Food inflation in Canada supermarket remained elevated in December 2025, with supermarket grocery prices continuing to rise faster than overall consumer inflation, increasing pressure on household food budgets.

Statistics Canada data shows that food purchased from stores increased 5.0% year over year in December, even though prices were flat compared with November. This confirms that grocery inflation remains structurally high across Canadian supermarkets.

Several everyday food categories recorded strong annual price increases. Coffee prices rose 30.8%, making it the fastest-growing grocery category during the month. Fresh and frozen beef prices increased 16.8%, reflecting ongoing cost pressure in the meat supply chain.

Snack categories also posted notable growth. Potato chips and snack products rose 7.9%, while confectionery prices climbed 14.2%, adding further pressure to household food baskets.

Statistics Canada noted that part of the year-over-year acceleration is linked to the base-year effect from the temporary GST and HST tax exemption in late 2024, which reduced grocery prices last year and now magnifies annual comparisons.

For supermarket operators, the sustained food inflation trend continues to shape pricing strategies. Retailers are adjusting shelf prices, expanding private label ranges and refining promotional activity to manage supplier cost increases while maintaining value perception for shoppers.

Food inflation is also influencing consumer behaviour. Shoppers are increasingly switching brands, prioritising discounted items and spreading purchases across multiple stores in search of better value.

Canada Supermarket Food Prices — December 2025

Grocery Category Annual Price Change
Food purchased from stores +5.0%
Coffee +30.8%
Fresh or frozen beef +16.8%
Snack foods (chips) +7.9%
Confectionery +14.2%

Source: Statistics Canada, Consumer Price Index, December 2025

Looking ahead, Canada’s Food Price Report forecasts overall food prices will rise between 4% and 6% in 2026, suggesting supermarket grocery prices are likely to remain under pressure in the coming months.

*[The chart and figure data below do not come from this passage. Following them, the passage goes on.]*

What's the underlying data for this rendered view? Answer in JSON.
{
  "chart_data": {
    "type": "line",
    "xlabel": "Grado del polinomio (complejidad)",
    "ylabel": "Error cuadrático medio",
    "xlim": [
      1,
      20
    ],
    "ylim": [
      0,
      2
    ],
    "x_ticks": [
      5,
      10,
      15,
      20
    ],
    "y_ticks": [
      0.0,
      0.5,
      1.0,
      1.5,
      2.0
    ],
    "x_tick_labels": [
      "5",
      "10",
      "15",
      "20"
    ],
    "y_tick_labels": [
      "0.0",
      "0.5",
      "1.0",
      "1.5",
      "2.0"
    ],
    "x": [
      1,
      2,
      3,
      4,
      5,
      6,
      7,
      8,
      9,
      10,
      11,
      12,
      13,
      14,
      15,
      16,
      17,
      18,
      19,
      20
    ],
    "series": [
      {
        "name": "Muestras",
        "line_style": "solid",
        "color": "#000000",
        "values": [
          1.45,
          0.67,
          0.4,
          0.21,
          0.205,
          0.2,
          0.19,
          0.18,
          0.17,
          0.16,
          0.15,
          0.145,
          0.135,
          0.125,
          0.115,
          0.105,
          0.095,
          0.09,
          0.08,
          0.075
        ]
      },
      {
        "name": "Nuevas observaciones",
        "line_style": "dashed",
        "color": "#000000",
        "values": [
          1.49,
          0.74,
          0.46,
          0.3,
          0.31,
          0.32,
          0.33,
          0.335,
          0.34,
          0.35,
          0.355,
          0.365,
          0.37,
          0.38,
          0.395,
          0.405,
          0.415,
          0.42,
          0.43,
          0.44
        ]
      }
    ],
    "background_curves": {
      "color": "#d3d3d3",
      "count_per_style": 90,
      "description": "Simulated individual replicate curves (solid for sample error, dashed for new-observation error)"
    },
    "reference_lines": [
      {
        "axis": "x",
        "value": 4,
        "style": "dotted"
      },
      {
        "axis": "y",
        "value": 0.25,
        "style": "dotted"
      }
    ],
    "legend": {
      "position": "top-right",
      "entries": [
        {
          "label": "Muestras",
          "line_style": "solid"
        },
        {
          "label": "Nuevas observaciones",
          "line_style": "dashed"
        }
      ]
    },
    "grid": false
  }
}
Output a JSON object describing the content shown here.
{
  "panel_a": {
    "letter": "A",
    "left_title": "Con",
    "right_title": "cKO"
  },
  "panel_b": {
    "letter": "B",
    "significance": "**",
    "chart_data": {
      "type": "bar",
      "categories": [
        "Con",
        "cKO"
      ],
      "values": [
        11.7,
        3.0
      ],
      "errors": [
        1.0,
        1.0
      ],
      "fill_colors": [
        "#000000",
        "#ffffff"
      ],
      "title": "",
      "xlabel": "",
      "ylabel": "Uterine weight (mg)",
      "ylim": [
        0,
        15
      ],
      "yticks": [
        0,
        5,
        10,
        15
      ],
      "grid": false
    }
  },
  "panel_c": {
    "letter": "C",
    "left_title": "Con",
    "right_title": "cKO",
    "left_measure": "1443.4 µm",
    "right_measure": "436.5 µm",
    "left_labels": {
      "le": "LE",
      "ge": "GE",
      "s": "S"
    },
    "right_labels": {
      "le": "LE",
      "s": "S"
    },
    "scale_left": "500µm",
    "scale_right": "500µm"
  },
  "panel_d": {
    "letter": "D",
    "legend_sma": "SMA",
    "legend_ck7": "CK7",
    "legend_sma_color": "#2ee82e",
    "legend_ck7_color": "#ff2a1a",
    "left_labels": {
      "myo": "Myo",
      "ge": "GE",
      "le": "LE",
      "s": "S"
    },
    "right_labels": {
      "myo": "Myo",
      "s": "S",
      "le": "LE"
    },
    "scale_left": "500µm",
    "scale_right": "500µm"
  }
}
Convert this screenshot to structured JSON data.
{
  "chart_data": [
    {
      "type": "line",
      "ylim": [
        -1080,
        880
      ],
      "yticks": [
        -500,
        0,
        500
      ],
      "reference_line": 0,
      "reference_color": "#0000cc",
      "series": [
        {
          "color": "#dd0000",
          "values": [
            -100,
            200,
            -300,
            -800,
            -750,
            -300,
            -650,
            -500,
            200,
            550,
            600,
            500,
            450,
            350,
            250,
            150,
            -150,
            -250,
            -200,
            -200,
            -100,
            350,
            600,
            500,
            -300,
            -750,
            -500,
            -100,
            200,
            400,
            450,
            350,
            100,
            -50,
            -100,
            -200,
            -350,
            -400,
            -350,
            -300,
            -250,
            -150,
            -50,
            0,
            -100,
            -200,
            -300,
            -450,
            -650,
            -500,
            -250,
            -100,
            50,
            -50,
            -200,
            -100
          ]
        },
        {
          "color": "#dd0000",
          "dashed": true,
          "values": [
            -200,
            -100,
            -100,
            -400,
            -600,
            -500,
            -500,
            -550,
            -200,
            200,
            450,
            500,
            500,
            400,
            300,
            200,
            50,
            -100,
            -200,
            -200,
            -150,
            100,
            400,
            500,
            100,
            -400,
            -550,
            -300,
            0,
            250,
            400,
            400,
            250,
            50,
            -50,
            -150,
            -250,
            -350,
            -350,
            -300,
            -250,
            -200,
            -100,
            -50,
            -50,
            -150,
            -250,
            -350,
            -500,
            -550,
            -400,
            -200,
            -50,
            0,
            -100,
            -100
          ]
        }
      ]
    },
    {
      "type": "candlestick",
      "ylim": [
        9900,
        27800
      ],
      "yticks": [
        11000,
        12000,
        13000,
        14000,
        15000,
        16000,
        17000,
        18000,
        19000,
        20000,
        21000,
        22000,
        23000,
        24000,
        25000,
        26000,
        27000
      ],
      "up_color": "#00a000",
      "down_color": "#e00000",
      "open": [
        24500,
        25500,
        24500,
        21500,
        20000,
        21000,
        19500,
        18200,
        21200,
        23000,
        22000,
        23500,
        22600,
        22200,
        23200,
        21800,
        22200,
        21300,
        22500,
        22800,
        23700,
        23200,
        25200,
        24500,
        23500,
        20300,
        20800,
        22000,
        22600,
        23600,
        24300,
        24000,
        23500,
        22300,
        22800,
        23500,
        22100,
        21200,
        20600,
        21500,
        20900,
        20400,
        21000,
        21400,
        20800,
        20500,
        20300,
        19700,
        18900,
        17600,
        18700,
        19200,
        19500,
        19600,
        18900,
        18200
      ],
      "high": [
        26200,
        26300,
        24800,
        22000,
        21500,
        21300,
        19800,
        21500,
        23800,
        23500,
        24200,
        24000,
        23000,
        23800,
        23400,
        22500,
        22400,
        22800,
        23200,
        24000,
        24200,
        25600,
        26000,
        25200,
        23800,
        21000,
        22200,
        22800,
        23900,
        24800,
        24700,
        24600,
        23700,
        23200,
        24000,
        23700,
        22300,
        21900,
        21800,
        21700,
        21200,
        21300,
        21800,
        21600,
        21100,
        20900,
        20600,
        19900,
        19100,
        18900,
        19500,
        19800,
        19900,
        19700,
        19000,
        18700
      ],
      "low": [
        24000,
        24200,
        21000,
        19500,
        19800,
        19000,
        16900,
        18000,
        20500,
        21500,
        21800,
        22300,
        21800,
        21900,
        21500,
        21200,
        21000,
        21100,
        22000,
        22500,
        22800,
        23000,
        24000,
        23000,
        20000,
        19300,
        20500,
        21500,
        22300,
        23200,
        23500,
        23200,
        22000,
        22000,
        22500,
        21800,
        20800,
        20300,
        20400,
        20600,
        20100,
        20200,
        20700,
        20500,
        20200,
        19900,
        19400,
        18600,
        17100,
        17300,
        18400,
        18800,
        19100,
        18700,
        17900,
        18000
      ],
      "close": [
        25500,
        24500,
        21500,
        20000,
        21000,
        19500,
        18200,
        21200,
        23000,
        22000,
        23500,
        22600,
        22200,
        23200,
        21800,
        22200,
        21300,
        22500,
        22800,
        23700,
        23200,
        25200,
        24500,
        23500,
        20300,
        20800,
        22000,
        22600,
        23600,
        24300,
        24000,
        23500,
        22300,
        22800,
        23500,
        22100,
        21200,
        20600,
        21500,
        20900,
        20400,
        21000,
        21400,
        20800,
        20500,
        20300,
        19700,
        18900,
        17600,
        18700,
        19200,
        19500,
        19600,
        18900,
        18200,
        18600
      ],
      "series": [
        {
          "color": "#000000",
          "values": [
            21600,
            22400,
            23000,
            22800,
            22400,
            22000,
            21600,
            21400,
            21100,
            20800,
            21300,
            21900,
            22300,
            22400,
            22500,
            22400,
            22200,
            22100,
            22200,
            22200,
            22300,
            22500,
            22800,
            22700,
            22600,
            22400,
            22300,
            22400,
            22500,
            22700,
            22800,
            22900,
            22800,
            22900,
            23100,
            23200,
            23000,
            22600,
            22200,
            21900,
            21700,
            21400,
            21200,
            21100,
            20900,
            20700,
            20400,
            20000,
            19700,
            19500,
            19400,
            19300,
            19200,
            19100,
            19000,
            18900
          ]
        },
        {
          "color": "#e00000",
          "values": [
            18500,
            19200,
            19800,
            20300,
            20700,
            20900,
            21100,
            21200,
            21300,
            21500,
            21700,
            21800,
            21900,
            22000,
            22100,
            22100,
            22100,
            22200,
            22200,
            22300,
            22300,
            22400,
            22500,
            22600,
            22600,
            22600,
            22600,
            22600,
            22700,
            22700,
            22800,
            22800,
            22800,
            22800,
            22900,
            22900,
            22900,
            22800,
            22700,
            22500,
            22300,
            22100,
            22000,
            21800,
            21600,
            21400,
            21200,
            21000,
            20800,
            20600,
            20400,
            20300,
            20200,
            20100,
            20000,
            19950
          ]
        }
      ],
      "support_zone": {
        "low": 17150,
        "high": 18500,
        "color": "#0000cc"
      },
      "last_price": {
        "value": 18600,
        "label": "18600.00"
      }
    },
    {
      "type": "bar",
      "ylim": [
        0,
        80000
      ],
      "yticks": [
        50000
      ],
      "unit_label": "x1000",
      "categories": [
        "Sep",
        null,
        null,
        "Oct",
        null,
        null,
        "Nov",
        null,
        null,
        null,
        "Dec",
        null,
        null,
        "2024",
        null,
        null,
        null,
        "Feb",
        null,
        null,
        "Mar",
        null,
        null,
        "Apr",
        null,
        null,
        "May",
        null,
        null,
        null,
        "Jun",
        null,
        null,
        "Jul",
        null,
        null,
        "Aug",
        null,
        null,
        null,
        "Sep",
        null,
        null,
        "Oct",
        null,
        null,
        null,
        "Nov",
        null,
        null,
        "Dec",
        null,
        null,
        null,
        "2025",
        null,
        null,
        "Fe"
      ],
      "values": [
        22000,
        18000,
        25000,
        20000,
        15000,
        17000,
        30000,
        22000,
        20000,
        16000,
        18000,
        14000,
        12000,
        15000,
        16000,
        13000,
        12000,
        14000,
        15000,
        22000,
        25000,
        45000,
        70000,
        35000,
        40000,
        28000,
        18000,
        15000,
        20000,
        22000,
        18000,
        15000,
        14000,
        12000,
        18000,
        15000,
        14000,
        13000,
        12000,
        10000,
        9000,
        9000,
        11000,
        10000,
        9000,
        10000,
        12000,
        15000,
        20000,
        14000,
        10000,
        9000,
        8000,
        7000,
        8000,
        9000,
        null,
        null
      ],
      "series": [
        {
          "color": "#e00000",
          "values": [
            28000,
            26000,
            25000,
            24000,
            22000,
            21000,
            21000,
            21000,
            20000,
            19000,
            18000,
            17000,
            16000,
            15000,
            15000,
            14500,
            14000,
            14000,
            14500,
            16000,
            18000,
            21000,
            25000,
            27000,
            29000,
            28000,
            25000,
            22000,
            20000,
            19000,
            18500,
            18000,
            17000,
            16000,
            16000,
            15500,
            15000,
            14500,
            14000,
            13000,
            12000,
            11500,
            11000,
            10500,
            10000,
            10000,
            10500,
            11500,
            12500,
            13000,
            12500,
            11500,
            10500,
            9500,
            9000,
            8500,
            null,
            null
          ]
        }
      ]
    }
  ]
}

Retailers are preparing for continued supplier negotiations and cost management efforts as food inflation remains one of the most sensitive issues affecting supermarket performance.

Why This Matters

Food prices directly influence supermarket footfall, basket size and private label demand. When grocery inflation stays elevated, shoppers become more price-sensitive, visit stores more frequently but spend less per trip, and increasingly shift toward value ranges and entry-price own-brand products.

For Canada supermarkets, the continued 5% food inflation rate means pricing strategy will remain a central operational focus in 2026. Retailers are expected to keep adjusting promotional calendars, renegotiating supplier contracts and refining assortment structures to protect margins while maintaining customer trust.

Sustained grocery price pressure also affects category performance. Higher meat, coffee and snack prices can reduce volume sales, increase substitution behaviour and accelerate brand switching, forcing retailers to rebalance shelf space and promotional priorities.

With food inflation still running well above overall consumer inflation, supermarket operators will remain focused on value positioning, price competitiveness and cost control as they prepare for another year of tight consumer budgets and cautious spending behaviour.

Editor’s Note:  All Information taken from Statistics Canada Consumer Price Index, December 2025.